Pathogenesis of hepatitis B virus infection: The effect of the HBx protein from HBV on cell survival and death.

摘要

Human hepatitis B virus (HBV) is one of several agents causing infectious hepatitis, which can lead to the development of liver cirrhosis and hepatocellular carcinoma (HCC). HBV-related HCC is among the top 10 most frequent cancers throughout the world. More than 400 million people worldwide are chronically infected with this virus. Currently, no effective treatment is available for those with established HBV infections, despite the recent development of a recombinant vaccine for protecting previously unexposed individuals. The exact molecular events involved in HBV-related liver carcinogenesis remain to be elucidated. A viral protein, the HBx protein from HBV has been implicated in the liver carcinogenesis after HBV infection. The work presented in this thesis explores the mechanism of HBx's involvement in liver cancer, focusing on its effect on apoptosis and its interaction with cellular signaling pathways. Experiments demonstrated that cell apoptosis caused by anti-Fas antibodies and serum deprivation can be blocked by the expression of the HBx protein. However, fibroblasts that are SEK1 deficient still undergo Fas-mediated apoptosis whether or not the viral protein is present. Under low serum condition, cells treated with PI3-K inhibitor lose the survival advantage provided by the HBx protein. Therefore, it is suggested that interactions with SEK1-dependent pathway and PI3K-dependent pathway are responsible for the effect of the HBx protein on Fas-mediated apoptosis and serum-starvation-mediated apoptosis, respectively. Experiments further demonstrated that the HBx protein interacts with SEK1-dependent SAPK and PI3K-PKB signaling pathway and enhances the SAPK and PKB activities, which contribute to the protective effects of the HBx protein on cells under specific apoptotic stimuli. Lastly, interaction of the HBx protein with the components in the apoptotic pathway was also studied.
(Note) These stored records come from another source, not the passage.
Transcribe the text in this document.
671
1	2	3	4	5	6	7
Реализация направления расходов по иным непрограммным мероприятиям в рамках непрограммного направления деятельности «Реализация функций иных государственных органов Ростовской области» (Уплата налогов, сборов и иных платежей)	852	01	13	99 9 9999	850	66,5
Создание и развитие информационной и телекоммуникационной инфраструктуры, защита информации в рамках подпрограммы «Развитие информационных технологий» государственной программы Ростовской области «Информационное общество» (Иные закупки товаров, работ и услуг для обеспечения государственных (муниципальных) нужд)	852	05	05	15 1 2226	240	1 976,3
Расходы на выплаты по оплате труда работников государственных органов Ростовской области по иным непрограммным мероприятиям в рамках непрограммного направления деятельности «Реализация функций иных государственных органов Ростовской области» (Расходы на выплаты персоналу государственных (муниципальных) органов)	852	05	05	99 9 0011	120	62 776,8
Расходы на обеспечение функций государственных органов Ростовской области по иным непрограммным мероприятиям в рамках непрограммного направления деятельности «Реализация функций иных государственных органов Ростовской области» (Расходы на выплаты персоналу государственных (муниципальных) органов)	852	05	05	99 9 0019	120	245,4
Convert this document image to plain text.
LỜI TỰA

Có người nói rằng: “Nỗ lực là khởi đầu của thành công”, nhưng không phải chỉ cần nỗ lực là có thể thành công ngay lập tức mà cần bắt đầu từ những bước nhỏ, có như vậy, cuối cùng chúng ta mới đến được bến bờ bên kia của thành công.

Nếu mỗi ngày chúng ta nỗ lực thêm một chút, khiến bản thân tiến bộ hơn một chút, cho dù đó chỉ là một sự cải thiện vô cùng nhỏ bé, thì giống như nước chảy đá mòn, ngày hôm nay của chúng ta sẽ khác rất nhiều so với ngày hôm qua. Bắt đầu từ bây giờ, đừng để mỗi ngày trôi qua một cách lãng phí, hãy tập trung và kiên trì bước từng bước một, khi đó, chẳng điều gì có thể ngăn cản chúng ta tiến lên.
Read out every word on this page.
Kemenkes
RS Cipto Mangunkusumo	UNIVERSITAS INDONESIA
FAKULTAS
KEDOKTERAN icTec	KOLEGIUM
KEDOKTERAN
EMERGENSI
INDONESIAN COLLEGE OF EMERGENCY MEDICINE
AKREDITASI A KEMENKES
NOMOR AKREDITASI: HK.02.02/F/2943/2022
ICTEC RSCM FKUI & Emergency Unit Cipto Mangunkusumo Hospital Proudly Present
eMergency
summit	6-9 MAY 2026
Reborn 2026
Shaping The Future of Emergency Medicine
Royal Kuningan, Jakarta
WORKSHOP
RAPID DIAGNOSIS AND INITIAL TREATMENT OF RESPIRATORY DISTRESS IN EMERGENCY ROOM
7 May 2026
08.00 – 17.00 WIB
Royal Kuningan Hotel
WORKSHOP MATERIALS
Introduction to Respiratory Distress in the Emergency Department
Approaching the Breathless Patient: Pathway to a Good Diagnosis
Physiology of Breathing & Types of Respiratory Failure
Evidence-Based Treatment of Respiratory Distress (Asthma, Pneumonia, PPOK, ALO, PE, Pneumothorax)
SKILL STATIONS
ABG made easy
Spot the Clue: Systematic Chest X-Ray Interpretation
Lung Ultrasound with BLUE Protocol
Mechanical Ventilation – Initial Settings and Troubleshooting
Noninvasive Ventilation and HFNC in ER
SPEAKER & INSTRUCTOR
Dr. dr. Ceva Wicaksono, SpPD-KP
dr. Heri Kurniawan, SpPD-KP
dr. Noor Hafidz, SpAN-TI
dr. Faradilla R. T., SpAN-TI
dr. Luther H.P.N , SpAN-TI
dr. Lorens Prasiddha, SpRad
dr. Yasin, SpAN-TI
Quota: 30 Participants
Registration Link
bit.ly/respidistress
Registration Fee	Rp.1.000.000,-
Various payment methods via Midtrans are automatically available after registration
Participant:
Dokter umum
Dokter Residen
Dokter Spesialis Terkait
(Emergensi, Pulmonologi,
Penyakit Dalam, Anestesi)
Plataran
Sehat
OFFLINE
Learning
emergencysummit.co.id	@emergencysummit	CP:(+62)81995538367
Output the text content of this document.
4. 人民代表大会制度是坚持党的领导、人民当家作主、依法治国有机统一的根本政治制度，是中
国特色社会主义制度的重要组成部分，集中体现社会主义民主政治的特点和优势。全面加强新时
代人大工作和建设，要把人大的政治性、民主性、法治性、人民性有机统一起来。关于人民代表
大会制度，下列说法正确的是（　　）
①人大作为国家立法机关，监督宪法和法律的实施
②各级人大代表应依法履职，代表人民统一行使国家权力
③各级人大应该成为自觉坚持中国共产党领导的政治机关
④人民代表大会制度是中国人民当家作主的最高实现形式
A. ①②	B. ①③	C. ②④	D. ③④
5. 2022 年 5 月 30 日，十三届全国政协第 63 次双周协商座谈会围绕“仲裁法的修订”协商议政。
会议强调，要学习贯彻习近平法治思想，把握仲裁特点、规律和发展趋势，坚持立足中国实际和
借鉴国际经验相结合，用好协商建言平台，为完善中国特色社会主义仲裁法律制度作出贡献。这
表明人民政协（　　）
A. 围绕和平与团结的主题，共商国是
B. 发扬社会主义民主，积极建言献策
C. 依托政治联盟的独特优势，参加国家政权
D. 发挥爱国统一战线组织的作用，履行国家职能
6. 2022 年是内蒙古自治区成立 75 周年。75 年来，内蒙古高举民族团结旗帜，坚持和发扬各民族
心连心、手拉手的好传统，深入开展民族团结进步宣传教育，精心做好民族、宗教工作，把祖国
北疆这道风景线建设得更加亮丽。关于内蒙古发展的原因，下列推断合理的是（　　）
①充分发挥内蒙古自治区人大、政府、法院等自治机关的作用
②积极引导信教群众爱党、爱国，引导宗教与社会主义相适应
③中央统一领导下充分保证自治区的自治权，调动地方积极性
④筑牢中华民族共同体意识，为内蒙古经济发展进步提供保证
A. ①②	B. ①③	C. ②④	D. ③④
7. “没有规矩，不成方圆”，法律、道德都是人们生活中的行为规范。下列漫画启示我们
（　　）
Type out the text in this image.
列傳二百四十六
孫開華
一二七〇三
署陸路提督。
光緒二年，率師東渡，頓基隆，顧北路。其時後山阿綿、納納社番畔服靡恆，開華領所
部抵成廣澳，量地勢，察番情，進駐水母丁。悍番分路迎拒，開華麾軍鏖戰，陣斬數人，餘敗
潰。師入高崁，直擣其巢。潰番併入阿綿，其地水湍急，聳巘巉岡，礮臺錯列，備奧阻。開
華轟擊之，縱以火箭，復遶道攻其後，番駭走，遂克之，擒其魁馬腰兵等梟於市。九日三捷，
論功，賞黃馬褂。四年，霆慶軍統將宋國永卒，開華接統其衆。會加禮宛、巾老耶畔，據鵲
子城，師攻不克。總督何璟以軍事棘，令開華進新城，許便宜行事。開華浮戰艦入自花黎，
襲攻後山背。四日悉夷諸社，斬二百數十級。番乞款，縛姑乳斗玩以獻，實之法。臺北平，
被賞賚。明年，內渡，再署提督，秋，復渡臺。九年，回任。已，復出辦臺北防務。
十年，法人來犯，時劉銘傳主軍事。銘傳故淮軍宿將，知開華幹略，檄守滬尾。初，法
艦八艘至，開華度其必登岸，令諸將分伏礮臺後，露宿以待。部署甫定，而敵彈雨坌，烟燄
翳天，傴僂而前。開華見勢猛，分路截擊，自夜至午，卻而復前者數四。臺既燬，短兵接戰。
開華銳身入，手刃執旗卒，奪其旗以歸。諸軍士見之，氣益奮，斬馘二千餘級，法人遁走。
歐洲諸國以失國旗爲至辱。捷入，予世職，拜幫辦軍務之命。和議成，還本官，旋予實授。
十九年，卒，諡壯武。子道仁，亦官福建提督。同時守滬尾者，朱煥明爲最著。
Results show that the HBx protein targets the apoptotic pathway, perhaps mainly by locating on the mitochondria and cooperating with an anti-apoptotic molecule Bcl-X_L. Generally, data presented in this thesis indicates that the HBx protein can be involved in the multiple regulatory steps in survival and death signaling. HBx protein is thus suggested to be a multifunctional viral regulator strongly implicated in hepatocarcinogenesis.